Preis(G)estaltung der Kunst

Preis

Immer wieder, eine Ausstellung besuchend und einen Blick auf die Preisliste der jeweiligen Künstler werfend, bin ich überrascht. So unterschiedlich Kunst zu interpretieren sein mag, ist ebenfalls der Preis.

Es gibt eine Art Regel, die besagt: Länge + Breite x Seiten. Hat ein Bild zum Beispiel die Größe von 20 Cm Länge, sowie 80 Cm Breite und 4 Seiten, kämen nach dieser Rechnung (20 + 80) x 4= 400 Euro heraus. Dazu wird je nach Aufwand eine Summe X dazu gerechnet. Diese Regel ist allerdings stets eine kleine Stütze und nicht genormt.

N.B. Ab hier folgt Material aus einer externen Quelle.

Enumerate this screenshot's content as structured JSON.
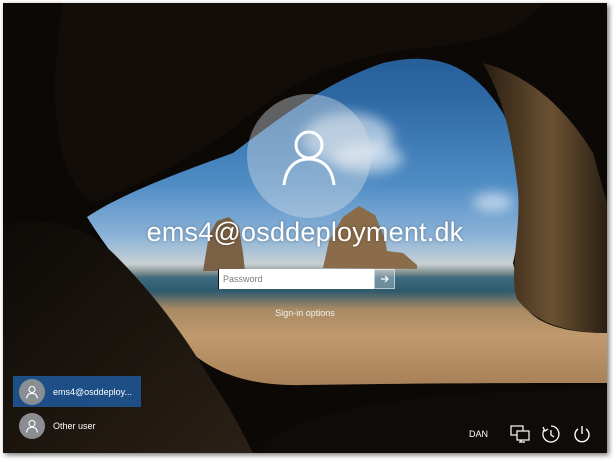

Was ist aber, wenn ein Künstler bevorzugt minimalistisch darstellt? Also die ganze kreative Energie auf 2 x 2 Cm projiziert? Ich kann mich noch sehr gut an eine „kleine“ Arbeit eines Künstlers erinnern, die mich so fasziniert hat, das ich ewig vor diesem Werk stand. Ebenso stockte mir der Atem, als ich vor einem dazu im Vergleich riesigen Ölgemälde von einer Größe von bis zu 5 x 6 Mt stand. Abgesehen von der Malerei gibt es natürlich viele weitere Sparten, wie Videokunst, Bildhauerei, Aktionskunst… . Letztendlich kann die zuvor genannte Rechnung nicht angewandt werden.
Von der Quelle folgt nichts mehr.